La commission relève que des sauvegardes quotidiennes sont réalisées. Elle recommande que ces sauvegardes soient chiffrées et testées régulièrement afin de vérifier leur intégrité.
La commission constate que les données sont transmises en clair. Elle considère que des mesures de sécurité appropriées devraient être prises, telles que le chiffrement des données échangées par un algorithme réputé fort afin de garantir la confidentialité. Compte tenu de la sensibilité des données concernées, la commission recommande que les données stockées sur le réseau informatique des observatoires de sécurité routière soient chiffrées. Elle rappelle en tout état de cause la nécessité de mettre en œuvre des conditions de sécurité effectives, de haut niveau et de nature à garantir la confidentialité des données sur l'espace dédié à l'enregistrement des PV chez les tiers. Ces conditions doivent reposer sur des moyens permettant d'assurer l'authentification, la confidentialité et l'intégrité des données ainsi stockées, ainsi qu'une gestion des habilitations permettant d'attribuer les accès aux seules données nécessaires aux destinataires.
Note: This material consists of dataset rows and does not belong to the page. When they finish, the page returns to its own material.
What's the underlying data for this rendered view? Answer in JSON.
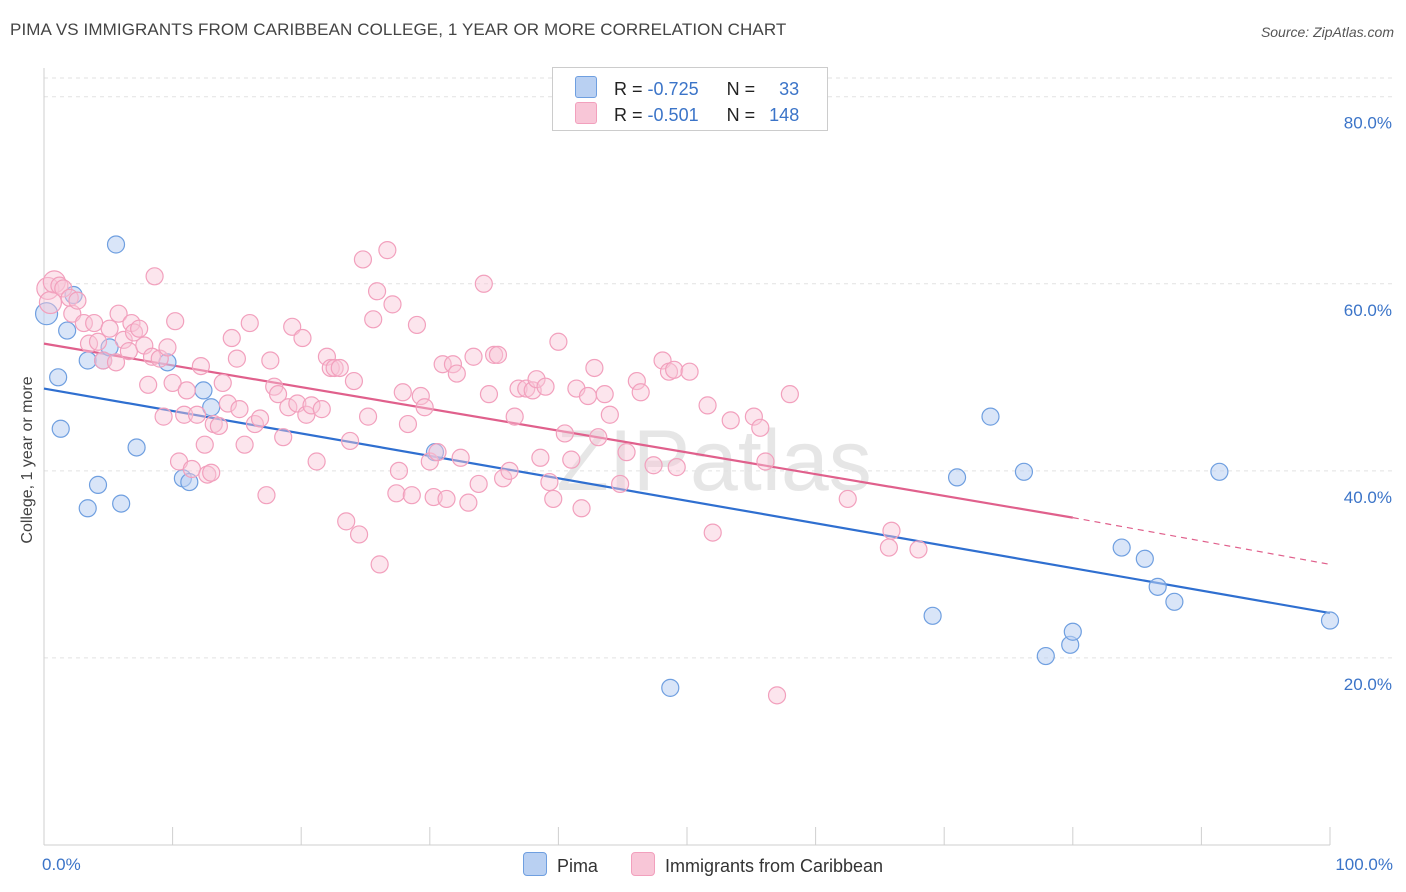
{
  "header": {
    "title": "PIMA VS IMMIGRANTS FROM CARIBBEAN COLLEGE, 1 YEAR OR MORE CORRELATION CHART",
    "source": "Source: ZipAtlas.com"
  },
  "legend_box": {
    "rows": [
      {
        "r_label": "R =",
        "r_value": "-0.725",
        "n_label": "N =",
        "n_value": "33"
      },
      {
        "r_label": "R =",
        "r_value": "-0.501",
        "n_label": "N =",
        "n_value": "148"
      }
    ]
  },
  "watermark": "ZIPatlas",
  "chart_data": {
    "type": "scatter",
    "ylabel": "College, 1 year or more",
    "xlim": [
      0,
      100
    ],
    "ylim": [
      0,
      82
    ],
    "x_ticks": [
      "0.0%",
      "100.0%"
    ],
    "y_ticks": [
      {
        "value": 20,
        "label": "20.0%"
      },
      {
        "value": 40,
        "label": "40.0%"
      },
      {
        "value": 60,
        "label": "60.0%"
      },
      {
        "value": 80,
        "label": "80.0%"
      }
    ],
    "grid": true,
    "legend_position": "bottom-center",
    "colors": {
      "pima": "#6f9fe0",
      "caribbean": "#f2a0bd",
      "pima_line": "#2f6fd0",
      "caribbean_line": "#e0608c",
      "tick": "#3b74c8"
    },
    "series": [
      {
        "name": "Pima",
        "trend": {
          "x0": 0,
          "y0": 48.8,
          "x1": 100,
          "y1": 24.8
        },
        "points": [
          [
            0.2,
            56.8
          ],
          [
            1.1,
            50.0
          ],
          [
            1.3,
            44.5
          ],
          [
            1.8,
            55.0
          ],
          [
            2.3,
            58.8
          ],
          [
            3.4,
            51.8
          ],
          [
            3.4,
            36.0
          ],
          [
            4.2,
            38.5
          ],
          [
            4.6,
            51.8
          ],
          [
            5.1,
            53.2
          ],
          [
            5.6,
            64.2
          ],
          [
            6.0,
            36.5
          ],
          [
            7.2,
            42.5
          ],
          [
            9.6,
            51.6
          ],
          [
            10.8,
            39.2
          ],
          [
            11.3,
            38.8
          ],
          [
            12.4,
            48.6
          ],
          [
            13.0,
            46.8
          ],
          [
            30.4,
            42.0
          ],
          [
            48.7,
            16.8
          ],
          [
            69.1,
            24.5
          ],
          [
            71.0,
            39.3
          ],
          [
            73.6,
            45.8
          ],
          [
            76.2,
            39.9
          ],
          [
            77.9,
            20.2
          ],
          [
            79.8,
            21.4
          ],
          [
            80.0,
            22.8
          ],
          [
            83.8,
            31.8
          ],
          [
            85.6,
            30.6
          ],
          [
            86.6,
            27.6
          ],
          [
            87.9,
            26.0
          ],
          [
            91.4,
            39.9
          ],
          [
            100.0,
            24.0
          ]
        ]
      },
      {
        "name": "Immigrants from Caribbean",
        "trend": {
          "x0": 0,
          "y0": 53.6,
          "x1": 80,
          "y1": 35.0,
          "dash_to_x": 100,
          "dash_to_y": 30.0
        },
        "points": [
          [
            0.3,
            59.5
          ],
          [
            0.5,
            58.0
          ],
          [
            0.8,
            60.2
          ],
          [
            1.2,
            59.8
          ],
          [
            1.5,
            59.5
          ],
          [
            2.0,
            58.5
          ],
          [
            2.2,
            56.8
          ],
          [
            2.6,
            58.2
          ],
          [
            3.1,
            55.8
          ],
          [
            3.5,
            53.6
          ],
          [
            3.9,
            55.8
          ],
          [
            4.2,
            53.8
          ],
          [
            4.6,
            51.8
          ],
          [
            5.1,
            55.2
          ],
          [
            5.6,
            51.6
          ],
          [
            5.8,
            56.8
          ],
          [
            6.2,
            54.0
          ],
          [
            6.6,
            52.8
          ],
          [
            6.8,
            55.8
          ],
          [
            7.0,
            54.8
          ],
          [
            7.4,
            55.2
          ],
          [
            7.8,
            53.4
          ],
          [
            8.1,
            49.2
          ],
          [
            8.4,
            52.2
          ],
          [
            8.6,
            60.8
          ],
          [
            9.0,
            52.0
          ],
          [
            9.3,
            45.8
          ],
          [
            9.6,
            53.2
          ],
          [
            10.0,
            49.4
          ],
          [
            10.2,
            56.0
          ],
          [
            10.5,
            41.0
          ],
          [
            10.9,
            46.0
          ],
          [
            11.1,
            48.6
          ],
          [
            11.5,
            40.2
          ],
          [
            11.9,
            46.0
          ],
          [
            12.2,
            51.2
          ],
          [
            12.5,
            42.8
          ],
          [
            12.7,
            39.6
          ],
          [
            13.0,
            39.8
          ],
          [
            13.2,
            45.0
          ],
          [
            13.6,
            44.8
          ],
          [
            13.9,
            49.4
          ],
          [
            14.3,
            47.2
          ],
          [
            14.6,
            54.2
          ],
          [
            15.0,
            52.0
          ],
          [
            15.2,
            46.6
          ],
          [
            15.6,
            42.8
          ],
          [
            16.0,
            55.8
          ],
          [
            16.4,
            45.0
          ],
          [
            16.8,
            45.6
          ],
          [
            17.3,
            37.4
          ],
          [
            17.6,
            51.8
          ],
          [
            17.9,
            49.0
          ],
          [
            18.2,
            48.2
          ],
          [
            18.6,
            43.6
          ],
          [
            19.0,
            46.8
          ],
          [
            19.3,
            55.4
          ],
          [
            19.7,
            47.2
          ],
          [
            20.1,
            54.2
          ],
          [
            20.4,
            46.0
          ],
          [
            20.8,
            47.0
          ],
          [
            21.2,
            41.0
          ],
          [
            21.6,
            46.6
          ],
          [
            22.0,
            52.2
          ],
          [
            22.3,
            51.0
          ],
          [
            22.6,
            51.0
          ],
          [
            23.0,
            51.0
          ],
          [
            23.5,
            34.6
          ],
          [
            23.8,
            43.2
          ],
          [
            24.1,
            49.6
          ],
          [
            24.5,
            33.2
          ],
          [
            24.8,
            62.6
          ],
          [
            25.2,
            45.8
          ],
          [
            25.6,
            56.2
          ],
          [
            25.9,
            59.2
          ],
          [
            26.1,
            30.0
          ],
          [
            26.7,
            63.6
          ],
          [
            27.1,
            57.8
          ],
          [
            27.4,
            37.6
          ],
          [
            27.6,
            40.0
          ],
          [
            27.9,
            48.4
          ],
          [
            28.3,
            45.0
          ],
          [
            28.6,
            37.4
          ],
          [
            29.0,
            55.6
          ],
          [
            29.3,
            48.0
          ],
          [
            29.6,
            46.8
          ],
          [
            30.0,
            41.0
          ],
          [
            30.3,
            37.2
          ],
          [
            30.6,
            42.0
          ],
          [
            31.0,
            51.4
          ],
          [
            31.3,
            37.0
          ],
          [
            31.8,
            51.4
          ],
          [
            32.1,
            50.4
          ],
          [
            32.4,
            41.4
          ],
          [
            33.0,
            36.6
          ],
          [
            33.4,
            52.2
          ],
          [
            33.8,
            38.6
          ],
          [
            34.2,
            60.0
          ],
          [
            34.6,
            48.2
          ],
          [
            35.0,
            52.4
          ],
          [
            35.3,
            52.4
          ],
          [
            35.7,
            39.2
          ],
          [
            36.2,
            40.0
          ],
          [
            36.6,
            45.8
          ],
          [
            36.9,
            48.8
          ],
          [
            37.5,
            48.8
          ],
          [
            38.0,
            48.6
          ],
          [
            38.3,
            49.8
          ],
          [
            38.6,
            41.4
          ],
          [
            39.0,
            49.0
          ],
          [
            39.3,
            38.8
          ],
          [
            39.6,
            37.0
          ],
          [
            40.0,
            53.8
          ],
          [
            40.5,
            44.0
          ],
          [
            41.0,
            41.2
          ],
          [
            41.4,
            48.8
          ],
          [
            41.8,
            36.0
          ],
          [
            42.3,
            48.0
          ],
          [
            42.8,
            51.0
          ],
          [
            43.1,
            43.6
          ],
          [
            43.6,
            48.2
          ],
          [
            44.0,
            46.0
          ],
          [
            44.8,
            38.6
          ],
          [
            45.3,
            42.0
          ],
          [
            46.1,
            49.6
          ],
          [
            46.4,
            48.4
          ],
          [
            47.4,
            40.6
          ],
          [
            48.1,
            51.8
          ],
          [
            48.6,
            50.6
          ],
          [
            49.0,
            50.8
          ],
          [
            49.2,
            40.4
          ],
          [
            50.2,
            50.6
          ],
          [
            51.6,
            47.0
          ],
          [
            52.0,
            33.4
          ],
          [
            53.4,
            45.4
          ],
          [
            55.2,
            45.8
          ],
          [
            55.7,
            44.6
          ],
          [
            56.1,
            41.0
          ],
          [
            57.0,
            16.0
          ],
          [
            58.0,
            48.2
          ],
          [
            62.5,
            37.0
          ],
          [
            65.7,
            31.8
          ],
          [
            65.9,
            33.6
          ],
          [
            68.0,
            31.6
          ]
        ]
      }
    ]
  },
  "bottom_legend": [
    {
      "label": "Pima"
    },
    {
      "label": "Immigrants from Caribbean"
    }
  ]
}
L'identification des destinataires sur la plateforme TransPV s'effectue via un certificat nominatif « Radamess » attribué par Agira à partir des coordonnées personnelles des agents des Observatoires. La commission recommande que les permissions d'accès soient attribuées pour une durée déterminée, après validation hiérarchique, qu'elles soient supprimées pour tout utilisateur n'étant plus habilité et qu'une revue globale des habilitations soit opérée régulièrement.
La commission rappelle en outre que, conformément à sa délibération n° 2017-012 du 19 janvier 2017 portant adoption d'une recommandation relative aux mots de passe, lorsque l'authentification à une plateforme comprend une information complémentaire, telle qu'un certificat, cette authentification doit être complétée par l'usage d'un mot de passe d'une taille minimum de 5 caractères et qu'une restriction de l'accès au compte soit mise en œuvre. Ces restrictions peuvent prendre la forme d'une ou plusieurs des modalités suivantes :

- une temporisation d'accès au compte après plusieurs échecs, dont la durée augmente exponentiellement dans le temps ; la commission recommande que cette durée soit supérieure à 1 minute après 5 tentatives échouées, et permette de réaliser au maximum 25 tentatives par 24 heures ; et/ou
- un mécanisme permettant de se prémunir contre les soumissions automatisées et intensives de tentatives (p. ex. : « captcha ») ; et/ou un blocage du compte après un nombre d'authentifications échouées consécutives au plus égal à 5.

Ce mot de passe doit en outre être défini ou modifié par l'utilisateur dès la première connexion, puis régulièrement renouvelé et ne doit pas être stocké en clair.
Sous réserve des précédentes observations, les autres mesures de sécurité décrites par le responsable de traitement sont conformes à l'exigence de sécurité prévue par l'article 34 de la loi du 6 janvier 1978 modifiée. La commission rappelle toutefois que cette obligation nécessite la mise à jour des mesures de sécurité au regard de la réévaluation régulière des risques.